Tuesday, January 23, 2007

Alpha Dog (Reviewed) (In Brief)

Tragedy, it is said, is most poignant when it can be shown to have been inescapable. It is not sufficient to to merely display, in gratuitous detail, a bad thing that has happened. The power is in the force, felt by your audience, of inevitability. On this count, as a rendering of tragedy, Nick Cassavetes' "Alpha Dog" is an abject failure. The film details the kidnap and eventual killing, by various unsavory but still innocent 19 year olds, of a young teen over a drug debt in the astonishingly negligible amount of $800. The story is littered with instances in which, to borrow a turn of phrase, cooler heads may have prevailed. This sense of avoidability makes the already unpleasant task of viewing the senseless murder of a likable 15 year old, an even more sordid affair than it should be. The effect is somewhat like watching a toddler wander outside a crowded party, only to drown in a pool. Your chief reaction, in lieu of shock or contemplation, is bound to be "will someone close the fucking door?!".
The film, however, is not without its charms. First of these is the unexpected screen presence of Justin Timberlake, the only character in this movie, besides the boy victim, worth (at moments) latching on to emotionally. Although even this is somewhat of a cheat. I had the sense, leaving the theater, that Timberlake's character was painted too nice, too sympathetically. He shows, for long stretches in the film, an affable decency, and it should go without saying that decent people do not stand by for the almost entirely unmotivated execution of an adolescent. The characterization and the story do not square. That contrivance aside, Timberlake onscreen displays a reserve of warmth not often found in young actors. I'll be checking for him in the future.

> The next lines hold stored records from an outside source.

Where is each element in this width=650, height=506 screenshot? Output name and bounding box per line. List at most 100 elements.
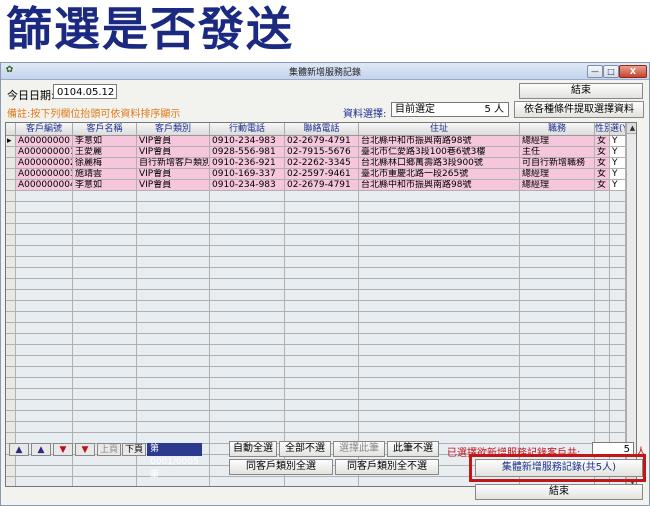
gender-cell bbox=[595, 356, 610, 367]
date-field[interactable]: 0104.05.12 bbox=[53, 84, 117, 99]
customer-name-cell bbox=[73, 422, 137, 433]
same-type-select-all-button[interactable]: 同客戶類別全選 bbox=[229, 459, 333, 475]
data-select-field[interactable]: 目前選定 5 人 bbox=[391, 102, 509, 117]
deselect-this-button[interactable]: 此筆不選 bbox=[387, 441, 439, 457]
selected-cell[interactable]: Y bbox=[610, 169, 626, 180]
selected-cell[interactable]: Y bbox=[610, 147, 626, 158]
mobile-cell bbox=[210, 411, 285, 422]
table-row[interactable]: ▸ A00000000 李意如 VIP會員 0910-234-983 02-2679-47… bbox=[6, 136, 636, 147]
address-cell bbox=[359, 389, 520, 400]
customer-name-cell bbox=[73, 312, 137, 323]
row-marker bbox=[6, 158, 16, 169]
empty-row[interactable] bbox=[6, 224, 636, 235]
empty-row[interactable] bbox=[6, 389, 636, 400]
banner: 篩選是否發送 bbox=[0, 0, 650, 58]
last-record-button[interactable]: ▼ bbox=[75, 443, 95, 456]
next-record-button[interactable]: ▼ bbox=[53, 443, 73, 456]
gender-cell bbox=[595, 411, 610, 422]
selected-cell bbox=[610, 356, 626, 367]
empty-row[interactable] bbox=[6, 345, 636, 356]
table-row[interactable]: A000000002 徐麗梅 自行新增客戶類別 0910-236-921 02-2262… bbox=[6, 158, 636, 169]
empty-row[interactable] bbox=[6, 334, 636, 345]
header-title[interactable]: 職務 bbox=[520, 123, 595, 135]
close-button-bottom[interactable]: 結束 bbox=[475, 484, 643, 500]
empty-row[interactable] bbox=[6, 312, 636, 323]
auto-select-all-button[interactable]: 自動全選 bbox=[229, 441, 277, 457]
customer-id-cell bbox=[16, 323, 73, 334]
data-select-label: 資料選擇: bbox=[343, 109, 387, 120]
empty-row[interactable] bbox=[6, 367, 636, 378]
header-phone[interactable]: 聯絡電話 bbox=[285, 123, 359, 135]
selected-cell[interactable]: Y bbox=[610, 158, 626, 169]
first-record-button[interactable]: ▲ bbox=[9, 443, 29, 456]
header-gender[interactable]: 性別 bbox=[595, 123, 610, 135]
table-row[interactable]: A000000003 施靖雲 VIP會員 0910-169-337 02-2597-94… bbox=[6, 169, 636, 180]
empty-row[interactable] bbox=[6, 257, 636, 268]
extract-by-conditions-button[interactable]: 依各種條件提取選擇資料 bbox=[514, 101, 644, 118]
empty-row[interactable] bbox=[6, 290, 636, 301]
row-marker: ▸ bbox=[6, 136, 16, 147]
row-marker bbox=[6, 422, 16, 433]
mobile-cell bbox=[210, 191, 285, 202]
gender-cell: 女 bbox=[595, 169, 610, 180]
row-marker bbox=[6, 224, 16, 235]
deselect-all-button[interactable]: 全部不選 bbox=[279, 441, 331, 457]
phone-cell bbox=[285, 224, 359, 235]
selected-cell[interactable]: Y bbox=[610, 180, 626, 191]
mobile-cell bbox=[210, 334, 285, 345]
customer-id-cell bbox=[16, 268, 73, 279]
empty-row[interactable] bbox=[6, 213, 636, 224]
header-selected[interactable]: 選(Y) bbox=[610, 123, 626, 135]
table-row[interactable]: A000000001 王愛麗 VIP會員 0928-556-981 02-7915-56… bbox=[6, 147, 636, 158]
empty-row[interactable] bbox=[6, 400, 636, 411]
empty-row[interactable] bbox=[6, 191, 636, 202]
same-type-deselect-all-button[interactable]: 同客戶類別全不選 bbox=[335, 459, 439, 475]
empty-row[interactable] bbox=[6, 235, 636, 246]
empty-row[interactable] bbox=[6, 301, 636, 312]
selected-cell[interactable]: Y bbox=[610, 136, 626, 147]
customer-type-cell bbox=[137, 191, 210, 202]
header-customer-id[interactable]: 客戶編號 bbox=[16, 123, 73, 135]
phone-cell bbox=[285, 345, 359, 356]
empty-row[interactable] bbox=[6, 279, 636, 290]
customer-id-cell bbox=[16, 312, 73, 323]
phone-cell bbox=[285, 400, 359, 411]
header-customer-name[interactable]: 客戶名稱 bbox=[73, 123, 137, 135]
title-cell bbox=[520, 367, 595, 378]
title-cell bbox=[520, 389, 595, 400]
empty-row[interactable] bbox=[6, 202, 636, 213]
header-address[interactable]: 住址 bbox=[359, 123, 520, 135]
phone-cell bbox=[285, 422, 359, 433]
empty-row[interactable] bbox=[6, 323, 636, 334]
phone-cell bbox=[285, 389, 359, 400]
select-this-button[interactable]: 選擇此筆 bbox=[333, 441, 385, 457]
selected-cell bbox=[610, 389, 626, 400]
title-cell: 總經理 bbox=[520, 136, 595, 147]
header-customer-type[interactable]: 客戶類別 bbox=[137, 123, 210, 135]
minimize-button[interactable]: — bbox=[587, 65, 603, 78]
customer-id-cell bbox=[16, 279, 73, 290]
empty-row[interactable] bbox=[6, 246, 636, 257]
gender-cell bbox=[595, 279, 610, 290]
empty-row[interactable] bbox=[6, 378, 636, 389]
empty-row[interactable] bbox=[6, 356, 636, 367]
close-button-top[interactable]: 結束 bbox=[519, 83, 643, 99]
empty-row[interactable] bbox=[6, 268, 636, 279]
address-cell: 台北縣中和市振興南路98號 bbox=[359, 136, 520, 147]
header-mobile[interactable]: 行動電話 bbox=[210, 123, 285, 135]
prev-record-button[interactable]: ▲ bbox=[31, 443, 51, 456]
address-cell bbox=[359, 202, 520, 213]
customer-id-cell bbox=[16, 422, 73, 433]
table-row[interactable]: A000000004 李意如 VIP會員 0910-234-983 02-2679-47… bbox=[6, 180, 636, 191]
prev-page-button[interactable]: 上頁 bbox=[97, 443, 121, 456]
row-marker bbox=[6, 334, 16, 345]
empty-row[interactable] bbox=[6, 422, 636, 433]
maximize-button[interactable]: □ bbox=[603, 65, 619, 78]
close-window-button[interactable]: X bbox=[619, 65, 647, 78]
grid-scrollbar[interactable]: ▲ ▼ bbox=[626, 123, 636, 486]
customer-name-cell bbox=[73, 246, 137, 257]
empty-row[interactable] bbox=[6, 411, 636, 422]
next-page-button[interactable]: 下頁 bbox=[122, 443, 146, 456]
scroll-up-icon[interactable]: ▲ bbox=[627, 123, 636, 134]
customer-type-cell bbox=[137, 235, 210, 246]
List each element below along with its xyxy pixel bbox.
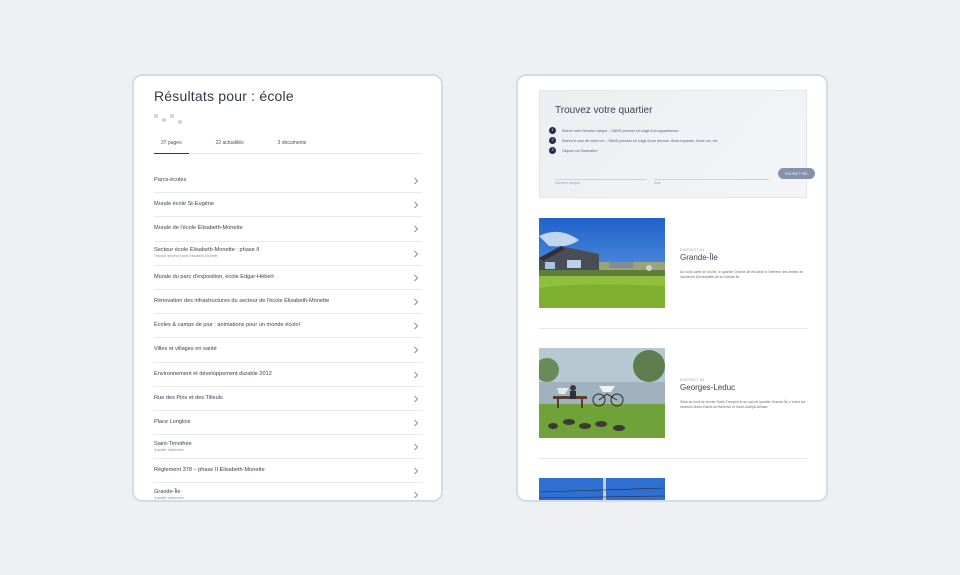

I also thought the film captured the giddy, hard-to-nail aimlessness of college-eschewing post-high-school white suburbans, with their petty pot dealing, often objectified girl props, and embrace of pseudo gangster melodrama. Cassavetes even got the framed Scarface poster right. A tiny part of you is prone to envying these hedonists, floating as they do in between the bookending worlds of parental structure and full adult responsibility. For at least this fleeting moment, the fun is all theirs.
I found it bizarre that the starpower of Bruce Willis and Sharon Stone were called upon for their pooled ten minutes of screentime. It seems to me that character actors would have sufficed. They play opposite poles, as far as parenting styles go, with Willis as the enabling, possibly mob-connected, drug-supplying father and Stone the definitive, shrieking overbearing mother. Much has been made of her final scene, a docudrama style interview, performed in a fatsuit, some five years after her boy was killed. I, for one, thought she was brilliant in that scene: a small, bitterly hard portrait of a human being shattered by a single moment of senseless violence. Her despair is palpable. They say it is the greatest injury to have to outlive one's child: in the hope-drained eyes of Ms. Stone, and in the film at large, we are made to feel that pain. A shame we are denied the opportunity to derive any meaning from it.